In the year to February, migrant arrivals numbered 96,900, and migrant departures numbered 67,800 - a net gain of 29,000 migrants.
ASB economist Daniel Smith said the February inflow was about 11% larger than the previous month, due to both higher numbers of arrivals, up 3% month-on-month, and fewer departures, down 1.8% month-on-month.
''The number of migrants arriving in New Zealand has lifted strongly since around mid-2013. That has been driven by New Zealanders returning from Australia and higher migrant numbers from Asia and Europe,'' Mr Smith said.
''Strong inwards migration will continue to add to domestic demand and housing market pressures, and is one of the reasons why interest rates will rise over the next couple of years,'' Mr Smith said.
The strong inwards migration was seemingly one of the reasons for the Reserve Bank adopting an ''increasingly hawkish stance'' over the past year.
Westpac senior economist Felix Delbruck said the Reserve Bank was forecasting net immigration this year to hit about 35,000.
''The Reserve Bank is currently putting a lot of store in net migration supporting the housing market through this year, so it will have taken note.''
With mortgage rates now rising, Mr Delbruck said he was less optimistic than the Reserve Bank that the housing market would have a second wind later this year, though stronger population growth would provide support to the market.
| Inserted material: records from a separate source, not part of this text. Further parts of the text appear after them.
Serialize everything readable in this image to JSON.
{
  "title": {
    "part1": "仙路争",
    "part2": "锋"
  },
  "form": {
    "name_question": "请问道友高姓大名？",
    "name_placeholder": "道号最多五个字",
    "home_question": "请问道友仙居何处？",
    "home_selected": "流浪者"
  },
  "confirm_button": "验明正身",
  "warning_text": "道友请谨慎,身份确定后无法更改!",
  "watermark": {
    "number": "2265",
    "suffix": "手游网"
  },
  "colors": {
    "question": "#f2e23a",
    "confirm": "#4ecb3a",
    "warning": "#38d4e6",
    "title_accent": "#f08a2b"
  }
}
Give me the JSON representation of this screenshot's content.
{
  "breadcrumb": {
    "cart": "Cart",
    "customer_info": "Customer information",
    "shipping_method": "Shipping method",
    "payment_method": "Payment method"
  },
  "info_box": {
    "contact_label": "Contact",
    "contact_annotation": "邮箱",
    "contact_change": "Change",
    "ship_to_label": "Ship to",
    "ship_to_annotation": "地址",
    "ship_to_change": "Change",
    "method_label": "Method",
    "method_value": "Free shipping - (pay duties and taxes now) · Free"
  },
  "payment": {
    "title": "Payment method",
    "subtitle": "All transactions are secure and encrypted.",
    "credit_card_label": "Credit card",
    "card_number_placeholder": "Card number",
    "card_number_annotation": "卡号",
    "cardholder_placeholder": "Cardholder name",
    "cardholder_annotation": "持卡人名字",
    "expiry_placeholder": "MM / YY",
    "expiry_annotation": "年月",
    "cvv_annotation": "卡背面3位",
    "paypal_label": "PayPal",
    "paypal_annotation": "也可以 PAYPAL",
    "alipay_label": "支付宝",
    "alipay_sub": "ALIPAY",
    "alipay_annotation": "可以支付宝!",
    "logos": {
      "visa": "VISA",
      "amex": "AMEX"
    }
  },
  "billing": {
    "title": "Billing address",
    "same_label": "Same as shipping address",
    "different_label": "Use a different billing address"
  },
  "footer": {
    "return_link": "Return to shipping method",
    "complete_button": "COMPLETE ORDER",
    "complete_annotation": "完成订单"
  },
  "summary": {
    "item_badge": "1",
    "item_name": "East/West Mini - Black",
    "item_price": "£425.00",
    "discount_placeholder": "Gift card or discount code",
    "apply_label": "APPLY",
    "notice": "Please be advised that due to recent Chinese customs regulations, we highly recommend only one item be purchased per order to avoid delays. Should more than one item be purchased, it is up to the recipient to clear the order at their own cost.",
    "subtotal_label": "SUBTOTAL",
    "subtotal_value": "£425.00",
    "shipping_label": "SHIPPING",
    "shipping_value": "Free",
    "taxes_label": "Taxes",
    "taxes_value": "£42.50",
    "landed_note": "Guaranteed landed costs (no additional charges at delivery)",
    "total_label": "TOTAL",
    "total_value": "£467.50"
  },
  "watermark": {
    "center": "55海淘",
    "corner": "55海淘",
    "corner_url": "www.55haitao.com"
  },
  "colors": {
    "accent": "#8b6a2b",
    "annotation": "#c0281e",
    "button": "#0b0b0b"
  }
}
February's acceleration in net migration was driven by a further decline in net departures of New Zealanders to Australia, now running at 600, compared with an average during the past six months of 1000, and well down from more than 3500 seen in late 2011, Mr Delbruck said.
Mr Smith said the regional breakdown of migration continued to show large net inflows to the Auckland and Canterbury regions in particular.
''That will provide much-needed workers, especially in Canterbury, which will reduce labour market pressures,'' he said in a statement.
SNZ said in the latest year, New Zealand had a net loss of 15,000 migrants to Australia, well down from 36,700 a year earlier. Net gains were recorded from most other countries, led by China, 6100, and 5800 each from India and the United Kingdom.